Nearly seven decades later, the Society has developed into a global network. Its biennial meetings attract several hundred economists, philosophers, lawyers, historians, and business leaders. Together with three of my colleagues, I am attending this year’s meeting in Miami.
Though the conference itself is a private event, there is one thing I can share. It is a book which was presented by its authors in one of the breakfast sessions: The Human Cost of Welfare by Phil Harvey and Lisa Conyers.
Published earlier this year, it is an overview of the failings of the US welfare state. If it was only that, it would hardly be worth mentioning. There have been thousands of articles, papers and books written about the sorry state of welfare in America.
What makes Harvey and Conyers’ book different is that the authors have travelled the country to talk to the people that matter most: welfare recipients. What they wanted to find out was not just what circumstances caused them to go on benefits but also how they felt about their situations.

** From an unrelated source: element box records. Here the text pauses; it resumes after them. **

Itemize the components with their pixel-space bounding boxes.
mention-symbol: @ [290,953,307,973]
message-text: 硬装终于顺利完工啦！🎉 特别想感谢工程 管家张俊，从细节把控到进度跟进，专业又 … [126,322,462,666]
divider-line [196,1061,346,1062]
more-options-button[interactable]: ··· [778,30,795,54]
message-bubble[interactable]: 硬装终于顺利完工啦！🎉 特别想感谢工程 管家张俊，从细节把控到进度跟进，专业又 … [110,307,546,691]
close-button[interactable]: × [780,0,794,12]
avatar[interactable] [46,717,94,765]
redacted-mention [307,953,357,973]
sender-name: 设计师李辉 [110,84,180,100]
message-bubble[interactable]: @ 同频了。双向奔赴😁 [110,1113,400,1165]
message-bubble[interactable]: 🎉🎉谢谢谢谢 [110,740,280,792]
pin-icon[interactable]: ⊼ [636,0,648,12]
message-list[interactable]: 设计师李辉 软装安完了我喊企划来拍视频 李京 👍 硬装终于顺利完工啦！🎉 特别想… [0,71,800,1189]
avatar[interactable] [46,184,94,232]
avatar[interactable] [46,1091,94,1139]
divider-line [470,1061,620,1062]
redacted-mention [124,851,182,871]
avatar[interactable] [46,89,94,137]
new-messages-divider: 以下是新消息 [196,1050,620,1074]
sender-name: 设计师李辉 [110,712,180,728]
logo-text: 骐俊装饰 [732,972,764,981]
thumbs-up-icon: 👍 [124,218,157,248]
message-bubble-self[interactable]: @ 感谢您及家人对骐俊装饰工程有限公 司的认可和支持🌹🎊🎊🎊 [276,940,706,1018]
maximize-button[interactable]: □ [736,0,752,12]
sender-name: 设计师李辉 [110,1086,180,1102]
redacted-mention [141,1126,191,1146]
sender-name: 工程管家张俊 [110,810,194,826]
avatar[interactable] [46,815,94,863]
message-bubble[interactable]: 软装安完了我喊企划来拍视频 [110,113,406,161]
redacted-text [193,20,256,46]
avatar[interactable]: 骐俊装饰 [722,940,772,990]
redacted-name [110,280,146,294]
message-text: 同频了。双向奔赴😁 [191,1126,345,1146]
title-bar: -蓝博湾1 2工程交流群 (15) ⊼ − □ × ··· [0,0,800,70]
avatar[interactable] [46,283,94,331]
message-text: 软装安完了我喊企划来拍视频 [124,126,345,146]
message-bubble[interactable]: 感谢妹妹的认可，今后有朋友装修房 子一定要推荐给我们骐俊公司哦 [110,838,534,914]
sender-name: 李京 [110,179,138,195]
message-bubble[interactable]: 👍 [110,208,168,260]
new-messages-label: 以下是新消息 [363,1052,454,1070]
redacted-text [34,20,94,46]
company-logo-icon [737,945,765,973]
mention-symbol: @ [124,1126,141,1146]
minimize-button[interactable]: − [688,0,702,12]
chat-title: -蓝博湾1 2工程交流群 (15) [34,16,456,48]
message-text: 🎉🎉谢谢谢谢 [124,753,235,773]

After more than 100 in-depth interviews with beneficiaries across the US, they could not find one person who was happy to be on benefits. Sure, beneficiaries were grateful about the support they received. But to be on benefit was not their lives’ aspiration.
What beneficiaries actually wanted to do was to regain control over their lives and enjoy the fruits of their achievements – just like everyone else.
The tragedy of the US welfare system is that it often prevents just that. Instead, it traps people. It makes it nearly impossible to move to another state. It punishes people from accepting small jobs by withdrawing their benefits immediately.
In variations, such welfare state failures can be found in many countries. Therefore, the main lesson from the book should apply elsewhere as well: That welfare may sometimes be necessary but that it cannot give life meaning as work does.
For an academic society dedicated to liberty and truth, hearing beneficiaries’ stories rather than only seeing them as anonymous data points, is a good idea. For me, it was one of the highlights of the conference. And it is a book I look forward to reading.